Peel v. Attorney Registration and Disciplinary Commission of Illinois (1989)
- Docket
- 88-1775
- Decided
- 1989-01-01
Summary
Question: Does listing National Board of Trial Advocacy certifications on an attorney's letterhead have the potential to mislead the public to an extent that warrants a categorical ban of that type of advertising? Conclusion: No. Justice John Paul Stevens delivered the opinion for the 5-4 majority. The Court held that the letterhead was neither actually nor inherently misleading because advertising an NBTA certification did not suggest a greater degree of qualification than could be inferred by evaluating the certification's requirements.

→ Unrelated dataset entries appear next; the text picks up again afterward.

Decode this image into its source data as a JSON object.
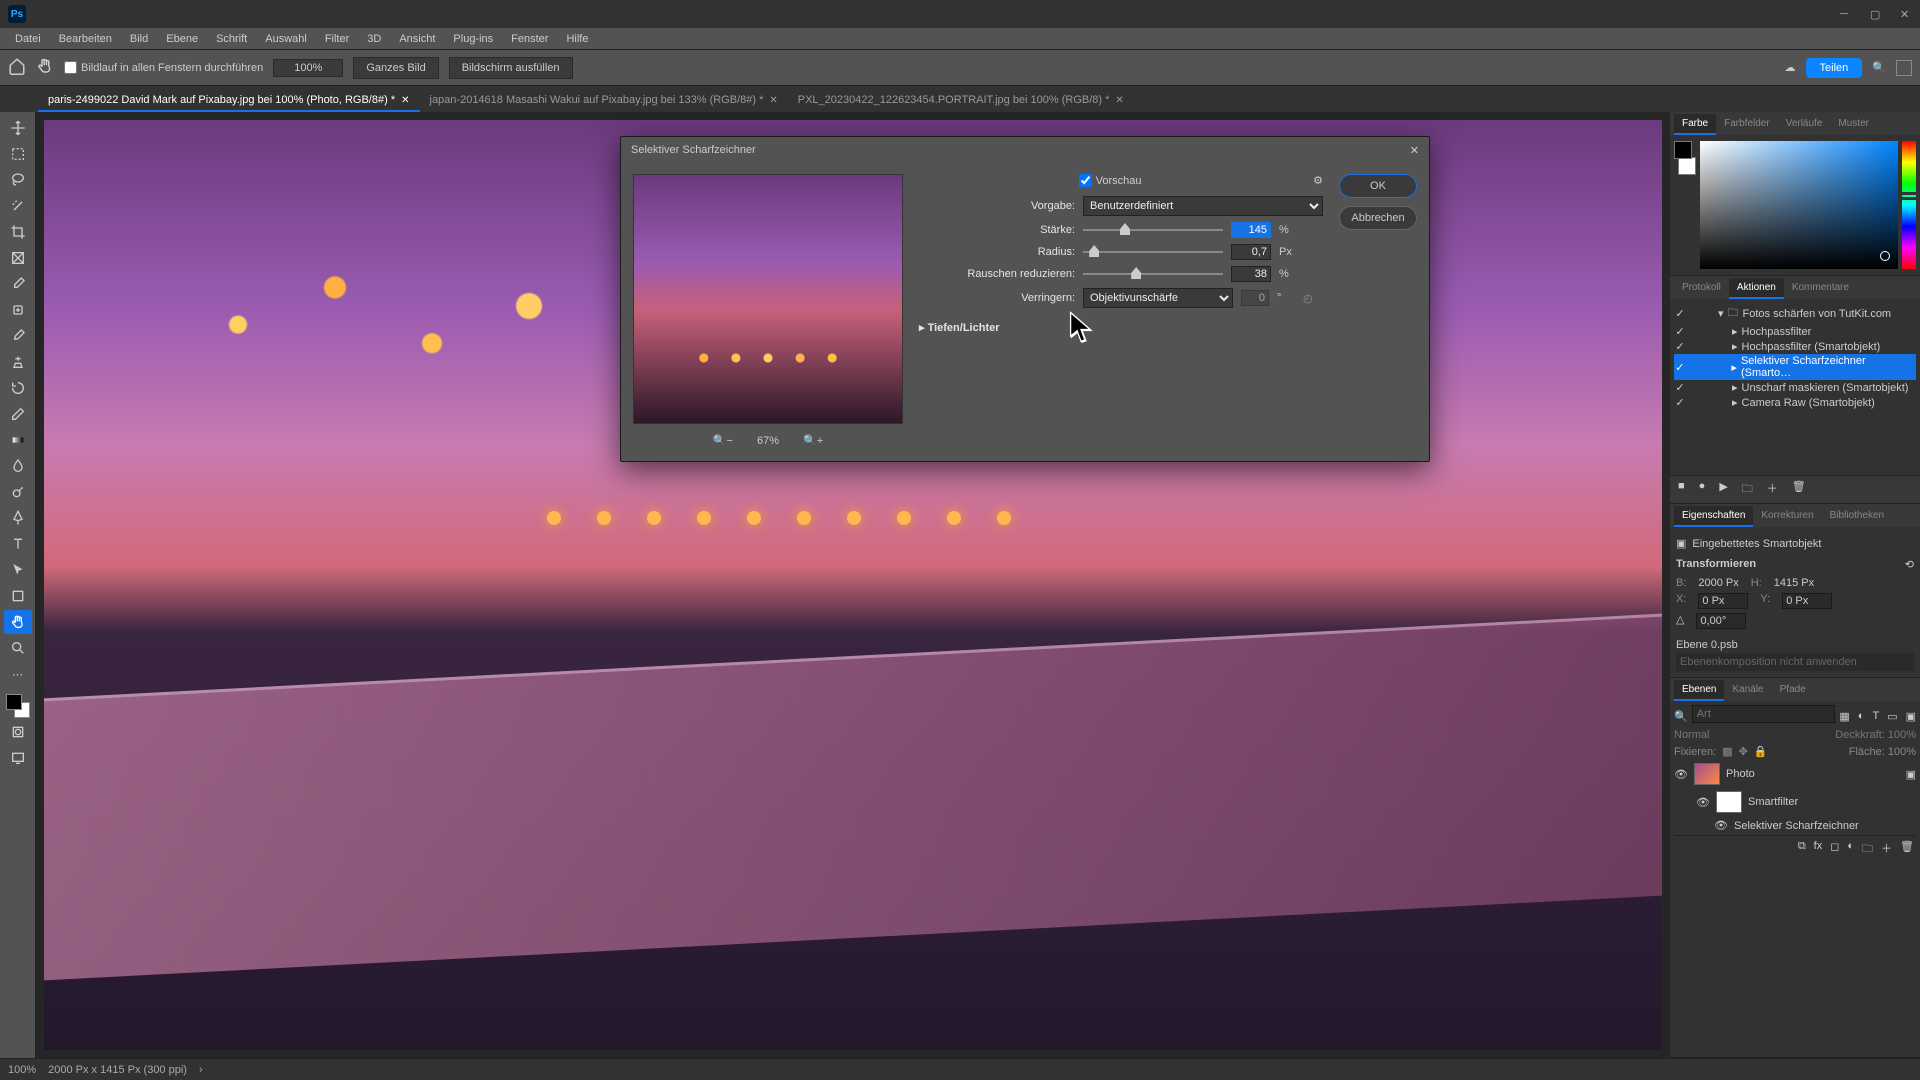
{
  "menubar": [
    "Datei",
    "Bearbeiten",
    "Bild",
    "Ebene",
    "Schrift",
    "Auswahl",
    "Filter",
    "3D",
    "Ansicht",
    "Plug-ins",
    "Fenster",
    "Hilfe"
  ],
  "optionsbar": {
    "scroll_label": "Bildlauf in allen Fenstern durchführen",
    "zoom": "100%",
    "fit_btn": "Ganzes Bild",
    "fill_btn": "Bildschirm ausfüllen",
    "share_btn": "Teilen"
  },
  "tabs": [
    {
      "label": "paris-2499022  David Mark auf Pixabay.jpg bei 100% (Photo, RGB/8#) *",
      "active": true
    },
    {
      "label": "japan-2014618 Masashi Wakui auf Pixabay.jpg bei 133% (RGB/8#) *",
      "active": false
    },
    {
      "label": "PXL_20230422_122623454.PORTRAIT.jpg bei 100% (RGB/8) *",
      "active": false
    }
  ],
  "dialog": {
    "title": "Selektiver Scharfzeichner",
    "preview_label": "Vorschau",
    "preset_label": "Vorgabe:",
    "preset_value": "Benutzerdefiniert",
    "amount_label": "Stärke:",
    "amount_value": "145",
    "amount_unit": "%",
    "amount_pct": 30,
    "radius_label": "Radius:",
    "radius_value": "0,7",
    "radius_unit": "Px",
    "radius_pct": 8,
    "noise_label": "Rauschen reduzieren:",
    "noise_value": "38",
    "noise_unit": "%",
    "noise_pct": 38,
    "remove_label": "Verringern:",
    "remove_value": "Objektivunschärfe",
    "remove_num": "0",
    "remove_deg": "°",
    "shadows_highlights": "Tiefen/Lichter",
    "zoom_pct": "67%",
    "ok": "OK",
    "cancel": "Abbrechen"
  },
  "panels": {
    "color_tabs": [
      "Farbe",
      "Farbfelder",
      "Verläufe",
      "Muster"
    ],
    "actions_tabs": [
      "Protokoll",
      "Aktionen",
      "Kommentare"
    ],
    "actions_active": 1,
    "actions": [
      {
        "label": "Fotos schärfen von TutKit.com",
        "folder": true
      },
      {
        "label": "Hochpassfilter"
      },
      {
        "label": "Hochpassfilter (Smartobjekt)"
      },
      {
        "label": "Selektiver Scharfzeichner (Smarto…",
        "selected": true
      },
      {
        "label": "Unscharf maskieren (Smartobjekt)"
      },
      {
        "label": "Camera Raw (Smartobjekt)"
      }
    ],
    "props_tabs": [
      "Eigenschaften",
      "Korrekturen",
      "Bibliotheken"
    ],
    "props": {
      "type": "Eingebettetes Smartobjekt",
      "section": "Transformieren",
      "w_lbl": "B:",
      "w_val": "2000 Px",
      "h_lbl": "H:",
      "h_val": "1415 Px",
      "x_lbl": "X:",
      "x_val": "0 Px",
      "y_lbl": "Y:",
      "y_val": "0 Px",
      "angle_val": "0,00°",
      "layer_name": "Ebene 0.psb",
      "comp_label": "Ebenenkomposition nicht anwenden"
    },
    "layers_tabs": [
      "Ebenen",
      "Kanäle",
      "Pfade"
    ],
    "layers": {
      "search_placeholder": "Art",
      "blend": "Normal",
      "opacity_lbl": "Deckkraft:",
      "opacity_val": "100%",
      "lock_lbl": "Fixieren:",
      "fill_lbl": "Fläche:",
      "fill_val": "100%",
      "items": [
        {
          "name": "Photo",
          "eye": true
        },
        {
          "name": "Smartfilter",
          "sub": true,
          "eye": true,
          "white": true
        },
        {
          "name": "Selektiver Scharfzeichner",
          "sub2": true,
          "eye": true
        }
      ]
    }
  },
  "statusbar": {
    "zoom": "100%",
    "info": "2000 Px x 1415 Px (300 ppi)"
  }
}
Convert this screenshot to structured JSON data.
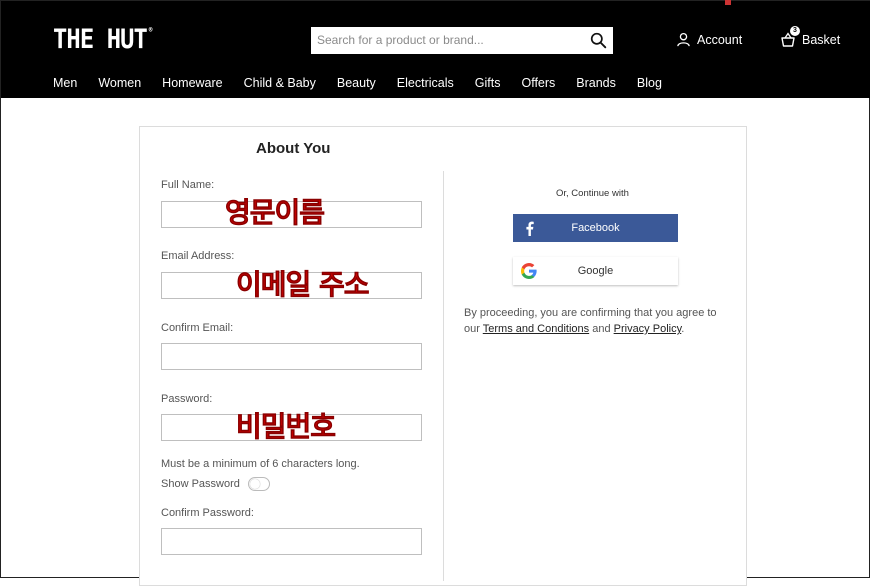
{
  "header": {
    "logo": "THE HUT",
    "logo_mark": "®",
    "search_placeholder": "Search for a product or brand...",
    "account_label": "Account",
    "basket_label": "Basket",
    "basket_count": "3"
  },
  "nav": {
    "items": [
      "Men",
      "Women",
      "Homeware",
      "Child & Baby",
      "Beauty",
      "Electricals",
      "Gifts",
      "Offers",
      "Brands",
      "Blog"
    ]
  },
  "form": {
    "title": "About You",
    "full_name_label": "Full Name:",
    "email_label": "Email Address:",
    "confirm_email_label": "Confirm Email:",
    "password_label": "Password:",
    "password_hint": "Must be a minimum of 6 characters long.",
    "show_password_label": "Show Password",
    "confirm_password_label": "Confirm Password:"
  },
  "annotations": {
    "full_name": "영문이름",
    "email": "이메일 주소",
    "password": "비밀번호"
  },
  "social": {
    "or_continue": "Or, Continue with",
    "facebook_label": "Facebook",
    "google_label": "Google",
    "legal_prefix": "By proceeding, you are confirming that you agree to our ",
    "terms_label": "Terms and Conditions",
    "legal_and": " and ",
    "privacy_label": "Privacy Policy",
    "legal_suffix": "."
  },
  "colors": {
    "header_bg": "#000000",
    "facebook_blue": "#3b5998",
    "annotation_red": "#d60000"
  }
}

Furthermore, the Court held that, whether or not the letterhead was misleading, Illinois' categorical prohibition on providing this type of information was "broader than reasonably necessary to prevent the perceived evil." Additionally, the concern about deception was insufficient to outweigh the "constitutional presumption favoring disclosure over concealment." Justice Thurgood Marshall wrote an opinion concurring in the judgment in which he argued that, because the letterhead may be deceiving, Illinois could enact regulations short of a complete ban to make sure the public is not misled by similar representations. In his dissenting opinion, Justice Byron R. White wrote that the letterhead could be potentially misleading and that the state should have the power to prevent these types of advertisements when they are not accompanied by a disclaimer aimed at avoiding the misconception. Justice Sandra Day O'Connor wrote a separate dissenting opinion in which she argued that the Illinois rule barring this type of misleading speech is valid and that the public's comparative lack of knowledge justifies the state's interest in controlling this type of speech. Chief Justice William H. Rehnquist and Justice Antonin Scalia joined the dissent.